Involve Your Kids in Charitable Giving

A new study shows that kids have no clue about their parent’s charitable giving tendencies. That’s bad news, as the next generation of givers doesn’t have the knowledge (or inclination) to keep the less needy firmly and financially in sight. How can parents turn the tables? By creating a healthier charitable giving climate for the young.

Sure, the older you are, the more money you have to give to charity. A recent study by Edge Research reveals exactly that, but also notes that the habits of future charity givers depend on what they see their parents and grandparents give. As the Edge Research Data shows, that explains the clear upward path of generational giving:

Demographic    Average $ to Charity    Avg. Number of Charities

Gen Y        $341                3.6

Gen X        $796                4.2

Boomers        $901                5.2

Matures        $1,066                6.3               

There’s also another, more disturbing poll out there, one that shows the younger generation (kids 16 and under) are “clueless” about their parents’ charitable giving.

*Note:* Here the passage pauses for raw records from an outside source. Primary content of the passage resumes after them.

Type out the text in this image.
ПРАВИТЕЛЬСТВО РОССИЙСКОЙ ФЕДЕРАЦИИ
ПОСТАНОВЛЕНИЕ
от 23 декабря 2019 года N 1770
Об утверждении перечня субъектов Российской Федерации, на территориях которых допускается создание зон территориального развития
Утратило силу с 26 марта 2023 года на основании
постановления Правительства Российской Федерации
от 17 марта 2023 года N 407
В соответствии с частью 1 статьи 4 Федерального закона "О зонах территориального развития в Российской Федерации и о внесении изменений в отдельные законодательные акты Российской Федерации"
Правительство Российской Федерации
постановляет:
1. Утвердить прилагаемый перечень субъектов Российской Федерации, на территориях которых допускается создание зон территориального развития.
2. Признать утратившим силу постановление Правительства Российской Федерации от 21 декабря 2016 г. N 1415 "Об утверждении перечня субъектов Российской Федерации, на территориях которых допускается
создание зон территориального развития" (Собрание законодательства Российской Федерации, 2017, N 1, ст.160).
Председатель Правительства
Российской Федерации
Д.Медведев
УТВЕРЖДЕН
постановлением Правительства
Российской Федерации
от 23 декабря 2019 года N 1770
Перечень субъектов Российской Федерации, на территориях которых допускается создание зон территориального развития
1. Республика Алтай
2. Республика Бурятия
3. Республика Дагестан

The study, conducted by TheMint.org (Northwest Mutual’s Foundation’s personal financial Web site) says that a staggering majority of kids are “not aware of their [parents] giving at all” or say they “know my parents give back, but I’m not sure how or to whom.” Both responses come from 77% of survey respondents, the company says.

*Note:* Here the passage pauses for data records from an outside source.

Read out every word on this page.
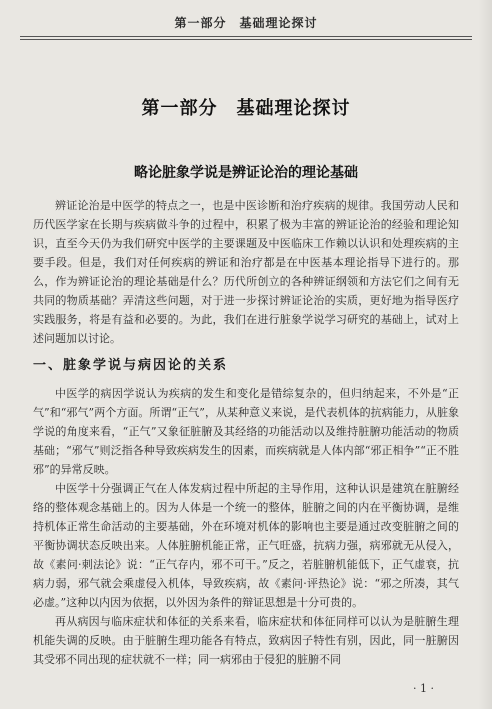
第一部分　基础理论探讨
第一部分　基础理论探讨
略论脏象学说是辨证论治的理论基础

辨证论治是中医学的特点之一，也是中医诊断和治疗疾病的规律。我国劳动人民和历代医学家在长期与疾病做斗争的过程中，积累了极为丰富的辨证论治的经验和理论知识，直至今天仍为我们研究中医学的主要课题及中医临床工作赖以认识和处理疾病的主要手段。但是，我们对任何疾病的辨证和治疗都是在中医基本理论指导下进行的。那么，作为辨证论治的理论基础是什么？历代所创立的各种辨证纲领和方法它们之间有无共同的物质基础？弄清这些问题，对于进一步探讨辨证论治的实质，更好地为指导医疗实践服务，将是有益和必要的。为此，我们在进行脏象学说学习研究的基础上，试对上述问题加以讨论。

一、脏象学说与病因论的关系

中医学的病因学说认为疾病的发生和变化是错综复杂的，但归纳起来，不外是“正气”和“邪气”两个方面。所谓“正气”，从某种意义来说，是代表机体的抗病能力，从脏象学说的角度来看，“正气”又象征脏腑及其经络的功能活动以及维持脏腑功能活动的物质基础；“邪气”则泛指各种导致疾病发生的因素，而疾病就是人体内部“邪正相争”“正不胜邪”的异常反映。

中医学十分强调正气在人体发病过程中所起的主导作用，这种认识是建筑在脏腑经络的整体观念基础上的。因为人体是一个统一的整体，脏腑之间的内在平衡协调，是维持机体正常生命活动的主要基础，外在环境对机体的影响也主要是通过改变脏腑之间的平衡协调状态反映出来。人体脏腑机能正常，正气旺盛，抗病力强，病邪就无从侵入，故《素问·刺法论》说：“正气存内，邪不可干。”反之，若脏腑机能低下，正气虚衰，抗病力弱，邪气就会乘虚侵入机体，导致疾病，故《素问·评热论》说：“邪之所凑，其气必虚。”这种以内因为依据，以外因为条件的辩证思想是十分可贵的。

再从病因与临床症状和体征的关系来看，临床症状和体征同样可以认为是脏腑生理机能失调的反映。由于脏腑生理功能各有特点，致病因子特性有别，因此，同一脏腑因其受邪不同出现的症状就不一样；同一病邪由于侵犯的脏腑不同

· 1 ·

But there’s a clue in the survey that can help parents get their children more involved in charitable giving – or at least set them so they’re aware of it down the road. Mint.org says that 23% of survey respondents said they were aware of charitable giving “if my parents talk about the organizations and causes they support.”

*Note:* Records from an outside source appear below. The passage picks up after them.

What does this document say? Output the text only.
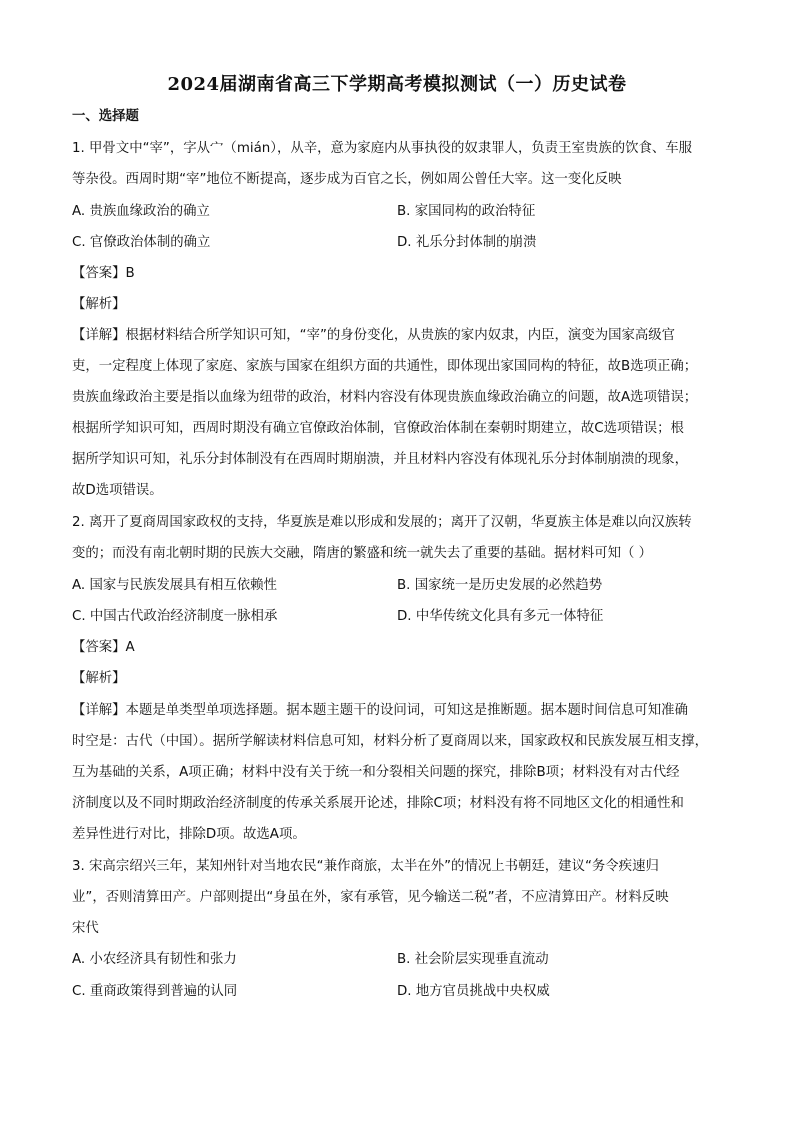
2024届湖南省高三下学期高考模拟测试（一）历史试卷
一、选择题
1. 甲骨文中“宰”，字从宀（mián），从辛，意为家庭内从事执役的奴隶罪人，负责王室贵族的饮食、车服
等杂役。西周时期“宰”地位不断提高，逐步成为百官之长，例如周公曾任大宰。这一变化反映
A. 贵族血缘政治的确立	B. 家国同构的政治特征
C. 官僚政治体制的确立	D. 礼乐分封体制的崩溃
【答案】B
【解析】
【详解】根据材料结合所学知识可知，“宰”的身份变化，从贵族的家内奴隶，内臣，演变为国家高级官
吏，一定程度上体现了家庭、家族与国家在组织方面的共通性，即体现出家国同构的特征，故B选项正确；
贵族血缘政治主要是指以血缘为纽带的政治，材料内容没有体现贵族血缘政治确立的问题，故A选项错误；
根据所学知识可知，西周时期没有确立官僚政治体制，官僚政治体制在秦朝时期建立，故C选项错误；根
据所学知识可知，礼乐分封体制没有在西周时期崩溃，并且材料内容没有体现礼乐分封体制崩溃的现象，
故D选项错误。
2. 离开了夏商周国家政权的支持，华夏族是难以形成和发展的；离开了汉朝，华夏族主体是难以向汉族转
变的；而没有南北朝时期的民族大交融，隋唐的繁盛和统一就失去了重要的基础。据材料可知（ ）
A. 国家与民族发展具有相互依赖性	B. 国家统一是历史发展的必然趋势
C. 中国古代政治经济制度一脉相承	D. 中华传统文化具有多元一体特征
【答案】A
【解析】
【详解】本题是单类型单项选择题。据本题主题干的设问词，可知这是推断题。据本题时间信息可知准确
时空是：古代（中国）。据所学解读材料信息可知，材料分析了夏商周以来，国家政权和民族发展互相支撑，
互为基础的关系，A项正确；材料中没有关于统一和分裂相关问题的探究，排除B项；材料没有对古代经
济制度以及不同时期政治经济制度的传承关系展开论述，排除C项；材料没有将不同地区文化的相通性和
差异性进行对比，排除D项。故选A项。
3. 宋高宗绍兴三年，某知州针对当地农民“兼作商旅，太半在外”的情况上书朝廷，建议“务令疾速归
业”，否则清算田产。户部则提出“身虽在外，家有承管，见今输送二税”者，不应清算田产。材料反映
宋代
A. 小农经济具有韧性和张力	B. 社会阶层实现垂直流动
C. 重商政策得到普遍的认同	D. 地方官员挑战中央权威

“Kids who are taught about the importance of giving as well as budgeting responsibly for giving are better prepared to secure their own financial futures,” says Northwestern Mutual Senior Vice President Meridee Maynard. “It appears that parents aren’t proactively modeling and discussing their giving strategies, which would be a great learning opportunity for their children.”

“Parents have good charitable intentions, but if they don’t discuss them with their kids, a valuable learning opportunity is lost,” adds Maynard. “Planning how to give is just as important as the planning that goes into saving, spending and investing. These are early learnings that can help young people become financially savvy adults.”